Vortical flow development in round ducts across scales for engine inlet applications

Abstract

Turbofan engine performance depends highly on the characteristics and conditions of the inlet flow. Swirl distortions, caused by non-uniformities in flows arising from boundary layer or ground/fuselage vortex ingestion are of concern and need to be fully understood to guarantee efficiency and safety of propulsion systems. To investigate a fundamental single-vortex distortion development in a duct at different Reynolds numbers, a StreamVane distortion generating device was designed and experimentally analyzed in a small-scale low-speed wind tunnel (ReD 500,000) and in a full-scale engine testing rig (ReD 3 million). Stereoscopic particle image velocimetry was used to measure the three-component velocity fields at discrete measurement planes downstream of the distortion device.
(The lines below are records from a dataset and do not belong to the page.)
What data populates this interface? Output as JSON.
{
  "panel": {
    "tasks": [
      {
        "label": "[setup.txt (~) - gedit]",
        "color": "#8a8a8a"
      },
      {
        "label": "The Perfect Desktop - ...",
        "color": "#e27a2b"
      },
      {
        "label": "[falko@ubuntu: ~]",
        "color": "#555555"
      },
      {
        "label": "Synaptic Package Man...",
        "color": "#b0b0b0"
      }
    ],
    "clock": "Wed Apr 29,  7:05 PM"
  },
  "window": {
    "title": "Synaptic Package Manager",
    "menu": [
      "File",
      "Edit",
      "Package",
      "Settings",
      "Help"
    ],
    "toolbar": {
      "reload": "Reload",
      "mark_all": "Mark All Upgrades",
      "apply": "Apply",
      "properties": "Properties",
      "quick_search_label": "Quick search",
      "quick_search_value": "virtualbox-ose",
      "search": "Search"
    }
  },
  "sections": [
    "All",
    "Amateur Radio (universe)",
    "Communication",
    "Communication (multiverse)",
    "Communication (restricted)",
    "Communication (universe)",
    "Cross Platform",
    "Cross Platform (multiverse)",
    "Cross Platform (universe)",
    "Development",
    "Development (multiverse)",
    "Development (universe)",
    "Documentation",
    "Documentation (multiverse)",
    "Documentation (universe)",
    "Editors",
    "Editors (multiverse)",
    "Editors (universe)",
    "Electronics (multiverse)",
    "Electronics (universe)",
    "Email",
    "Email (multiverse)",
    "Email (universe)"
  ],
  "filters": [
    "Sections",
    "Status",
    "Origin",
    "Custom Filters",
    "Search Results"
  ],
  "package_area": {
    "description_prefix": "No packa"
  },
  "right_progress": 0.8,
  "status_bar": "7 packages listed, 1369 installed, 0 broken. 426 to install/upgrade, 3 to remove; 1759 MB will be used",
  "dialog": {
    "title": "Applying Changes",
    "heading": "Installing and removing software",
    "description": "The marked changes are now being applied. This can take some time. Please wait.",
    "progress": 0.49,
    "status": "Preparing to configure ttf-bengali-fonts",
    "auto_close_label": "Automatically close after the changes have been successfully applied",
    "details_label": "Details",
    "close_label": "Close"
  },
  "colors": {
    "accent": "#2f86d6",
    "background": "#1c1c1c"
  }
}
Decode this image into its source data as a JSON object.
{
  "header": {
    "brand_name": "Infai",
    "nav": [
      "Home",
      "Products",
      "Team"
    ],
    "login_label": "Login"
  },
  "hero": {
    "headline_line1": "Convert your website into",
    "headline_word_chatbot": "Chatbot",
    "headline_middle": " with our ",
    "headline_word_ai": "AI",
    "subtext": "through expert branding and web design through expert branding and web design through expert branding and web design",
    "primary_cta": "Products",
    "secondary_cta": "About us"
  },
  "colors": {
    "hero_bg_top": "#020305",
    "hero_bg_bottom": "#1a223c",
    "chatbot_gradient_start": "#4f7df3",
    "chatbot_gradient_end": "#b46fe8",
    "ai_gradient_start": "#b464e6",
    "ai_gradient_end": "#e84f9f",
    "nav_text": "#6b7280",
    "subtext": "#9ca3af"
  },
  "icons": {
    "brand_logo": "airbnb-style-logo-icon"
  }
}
Results show that the secondary flow is generated and develops very similarly in both scales, and is mostly driven by two-dimensional (2D) vortex dynamics. Induced velocities arising from the proximity of the vortex to the duct wall causes the vortex center to convect circumferentially around the duct, in the same sense as the vortex rotation, as it travels downstream. Small-scale turbulence results show small-scale instabilities related to the development of the vortex. This work shows that the development of this vane-generated, vortex-dominated flow is largely Reynolds number independent for the covered range, so that details of similar duct-bounded flows can be analyzed in depth in small-scale experiments, decreasing development efforts and cost.